The ratings agency downgraded Japan's long-term foreign and local currency issuer default ratings to "A" from "A+." It also lowered its senior unsecured foreign and local currency bonds ratings to "A" from "A+."

Fitch says that though Japan cut corporate tax rates in the current fiscal year, it wants to cut them again in the next year. It says those factors increased the ratings agency's uncertainty over Japan's political commitment to consolidation.

CHIPOTLE-GMO

NEW YORK (AP) -- Chipotle says it has completed phasing out genetically modified ingredients from its food.

The Denver-based chain had already been using mostly non-GMO ingredients, but said in late 2013 it was working on transitioning to a tortilla that did not use them.

Most of the country's corn and soybean crop is genetically modified to have certain traits like resistance to plant diseases.

The head of the Food and Drug Administration's food safety center has said the agency found no basis that GMOs pose any different safety concerns than foods developed by traditional plant breeding.

Chipotle Co-CEO Steve Ells has said the company felt it was best not to use GMOs given the "lack of consensus" about their effects.

EARNS-SUN BANCORP

MOUNT LAUREL, N.J. (AP) -- Sun Bancorp Inc. (SNBC) is reporting first-quarter net income of $2.8 million, after reporting a loss in the same period a year earlier.

The Mount Laurel, New Jersey-based bank said today it had earnings of 15 cents per share.

The holding company for Sun National Bank posted revenue of $28.3 million in the period.

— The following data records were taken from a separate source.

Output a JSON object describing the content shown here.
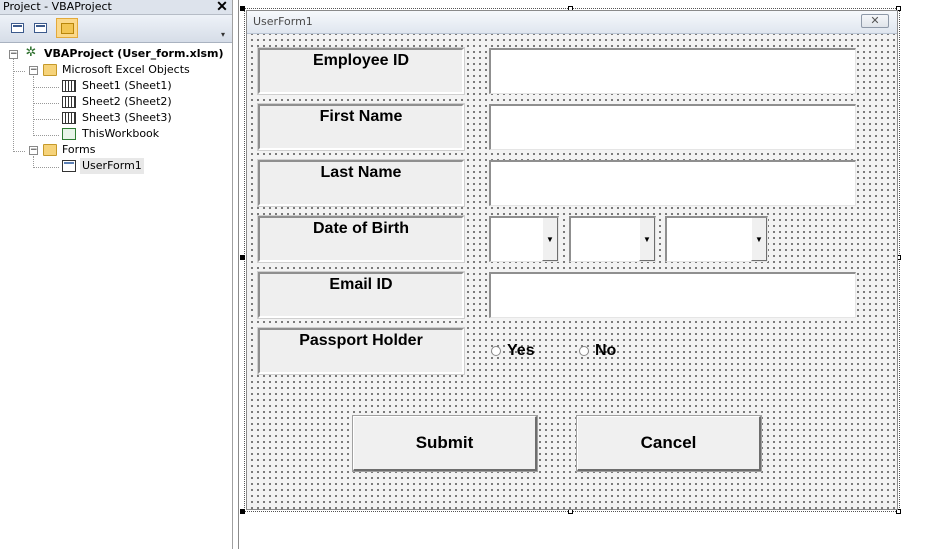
{
  "project_explorer": {
    "title": "Project - VBAProject",
    "close_glyph": "✕",
    "toolbar": [
      {
        "name": "view-code-icon"
      },
      {
        "name": "view-object-icon"
      },
      {
        "name": "toggle-folders-icon"
      }
    ],
    "tree": {
      "root": "VBAProject (User_form.xlsm)",
      "excel_objects_folder": "Microsoft Excel Objects",
      "sheets": [
        "Sheet1 (Sheet1)",
        "Sheet2 (Sheet2)",
        "Sheet3 (Sheet3)"
      ],
      "workbook": "ThisWorkbook",
      "forms_folder": "Forms",
      "forms": [
        "UserForm1"
      ]
    }
  },
  "userform": {
    "title": "UserForm1",
    "close_glyph": "✕",
    "labels": {
      "employee_id": "Employee ID",
      "first_name": "First Name",
      "last_name": "Last Name",
      "date_of_birth": "Date of Birth",
      "email_id": "Email ID",
      "passport_holder": "Passport Holder"
    },
    "fields": {
      "employee_id": "",
      "first_name": "",
      "last_name": "",
      "email_id": ""
    },
    "dob_combos": [
      "",
      "",
      ""
    ],
    "radio_options": [
      "Yes",
      "No"
    ],
    "buttons": {
      "submit": "Submit",
      "cancel": "Cancel"
    }
  }
}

Sun Bancorp shares have climbed 3.5 percent since the beginning of the year.

RESTAURANT BRANDS-RESULTS

NEW YORK (AP) -- Restaurant Brands International Inc. is reporting adjusted earnings that beat analysts' expectations for the first-quarter as sales at its Burger King and Tim Hortons operations showed healthy growth. The Canadian company reports a loss of $8.1 million, or 4 cents per share. But it had earnings of 18 cents per share after adjusting for certain costs.

Analysts polled by FactSet expected profit of 15 cents per share.

Revenue rose slightly to $932 million. Analysts polled by FactSet expected $944.7 million.

DISCOVER-APPLE PAY

NEW YORK (AP) -- Discover credit cardholders in the U.S. are getting their Apple Pay.

After months of complaints from customers, Discover Financial Services announced today that it has reached an agreement with Apple Inc. that will let its cardholders make payments in participating stores through Apple Pay by using an iPhone 6, iPhone 6 Plus or Apple Watch.

With Apple Pay, credit card numbers are not stored on the device or on Apple servers. A unique device account number is assigned and each transaction is authorized with a one-time unique security code.

Discover customers will also be able to use Apple Pay with iPad Air 2 and iPad mini 3 when paying for goods and services within apps starting in the fall.